Kirk Wise explained the motivation behind the song's removal from the film and reinstatement in the stage version thus: "Back when it was originally written and storyboarded it was initially 11 minutes long, which is a pretty heavy milieu for an animated feature that already had a lot of songs. Length was one problem and the structure of the song was also a problem at the time because it indicated the passage of time, months of time, leaves falling. That presented a couple story problems for us because we kept asking, 'Well what? Is Maurice wandering around in the woods all this time? Is Gaston just sitting around in a tavern drinking beer after beer growing a long white beard?' we couldn't quite figure out what to do with the other characters during this time that Belle's at the castle and keep the motor of the story running. Those were the reasons for cutting it at the time. It wasn't until we saw the Broadway version where Alan[Menken] had made a substantial edit in the music and had found a slightly different place for the song to sit, so we realized there was a way to make this work. The bridge which was all about time passing was removed... so that issue went away. And Alan did a couple of additional edits for us when we were tailoring it for the movie, and now it works. There's a great little suite of music now that starts with "Something There," the song that B&B sing while they're having a little snowball fight, which segues into "Human Again" which gives the object perspective on what they hope for when B&B fall in love and that transitions into "Beauty and the Beast" the ballad, which is the culmination of their relationship.
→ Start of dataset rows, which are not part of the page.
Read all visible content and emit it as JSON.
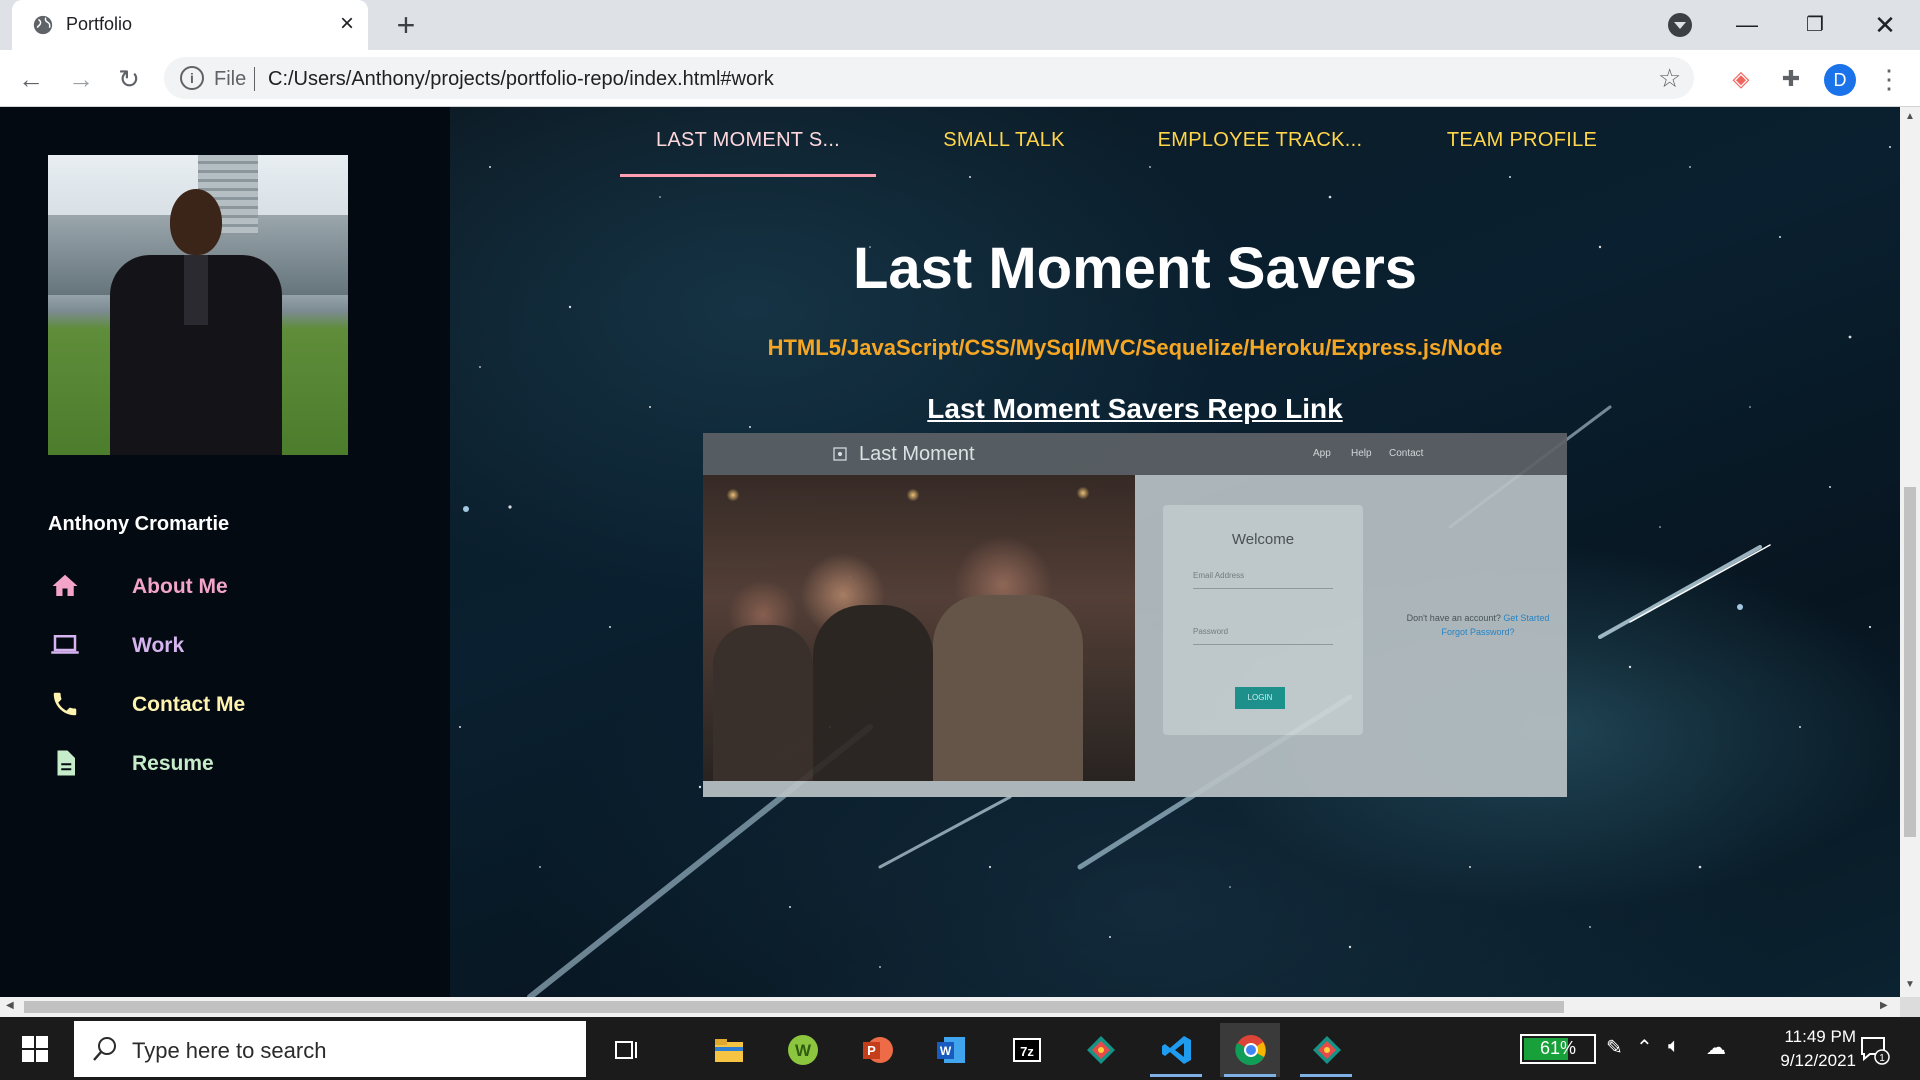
{
  "browser": {
    "tab_title": "Portfolio",
    "url_scheme": "File",
    "url": "C:/Users/Anthony/projects/portfolio-repo/index.html#work",
    "profile_initial": "D"
  },
  "sidebar": {
    "name": "Anthony Cromartie",
    "items": [
      {
        "label": "About Me",
        "icon": "home-icon",
        "color": "#f4a3c9"
      },
      {
        "label": "Work",
        "icon": "laptop-icon",
        "color": "#d6b4f0"
      },
      {
        "label": "Contact Me",
        "icon": "phone-icon",
        "color": "#fff3b0"
      },
      {
        "label": "Resume",
        "icon": "document-icon",
        "color": "#c6ecc9"
      }
    ]
  },
  "project_tabs": [
    {
      "label": "LAST MOMENT S...",
      "active": true
    },
    {
      "label": "SMALL TALK",
      "active": false
    },
    {
      "label": "EMPLOYEE TRACK...",
      "active": false
    },
    {
      "label": "TEAM PROFILE",
      "active": false
    }
  ],
  "project": {
    "title": "Last Moment Savers",
    "stack": "HTML5/JavaScript/CSS/MySql/MVC/Sequelize/Heroku/Express.js/Node",
    "repo_link": "Last Moment Savers Repo Link",
    "screenshot": {
      "brand": "Last Moment",
      "nav": [
        "App",
        "Help",
        "Contact"
      ],
      "welcome": "Welcome",
      "email_placeholder": "Email Address",
      "password_placeholder": "Password",
      "login_label": "LOGIN",
      "signup_prompt": "Don't have an account?",
      "signup_link": "Get Started",
      "forgot_link": "Forgot Password?"
    }
  },
  "taskbar": {
    "search_placeholder": "Type here to search",
    "battery": "61%",
    "battery_level": 0.61,
    "time": "11:49 PM",
    "date": "9/12/2021",
    "notification_count": "1",
    "apps": [
      "task-view-icon",
      "file-explorer-icon",
      "wps-icon",
      "powerpoint-icon",
      "word-icon",
      "7zip-icon",
      "gitkraken-icon",
      "vscode-icon",
      "chrome-icon",
      "gitkraken-icon"
    ]
  },
  "colors": {
    "tab_gold": "#ffd54a",
    "tab_active_underline": "#ff9fb0",
    "stack_orange": "#f5a623",
    "sidebar_bg": "#030a12"
  }
}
So, it's a nice little story within a story now."

==Reception==
DigitalMediaFX said "The first half of the song (including the intro to it) seem a bit weak, yet it got better as the song continued. Then, three-fourths the way through the song there is a scene where Belle is teaching Beast to read. This single sequence, albeit short, deepened the story and the relationship issue. It is definitely an excellent addition to the movie. I also must admit that it was quite interesting to have something "new" to see. But at the same time, "Human Again" almost makes it feel like there is "one too many" songs in this classic, particularly coming so soon after "Something There." I think the movie would have been perfect if the "learning to read" scene had been added without the song". A review of Beauty and the Beast 3D by Collider noted the exclusion of the number, deeming it a smart move due to not being a "bad song", but being "nowhere near as good as the rest of the number and it slows down the pacing".

While "Human Again" is not featured in the live-action film, a variation of it can be seen in "Days in the Sun", performed after the Beast rescues Belle from the wolves, preceding the number "Something There". The song is sung first by a child representing the then-human Prince during his youth, on his mother's deathbed; then by Lumiére, Plumette, Mrs. Potts, and Madame de Garderobe; then by Belle, before being sung by everyone. The song is all about reliving everyone's "days in the sun" (representing their former lives: the enchanted curse for the Beast (as well as his mother being alive) and the castle staff, and freedom for Belle), and hoping for a "new day".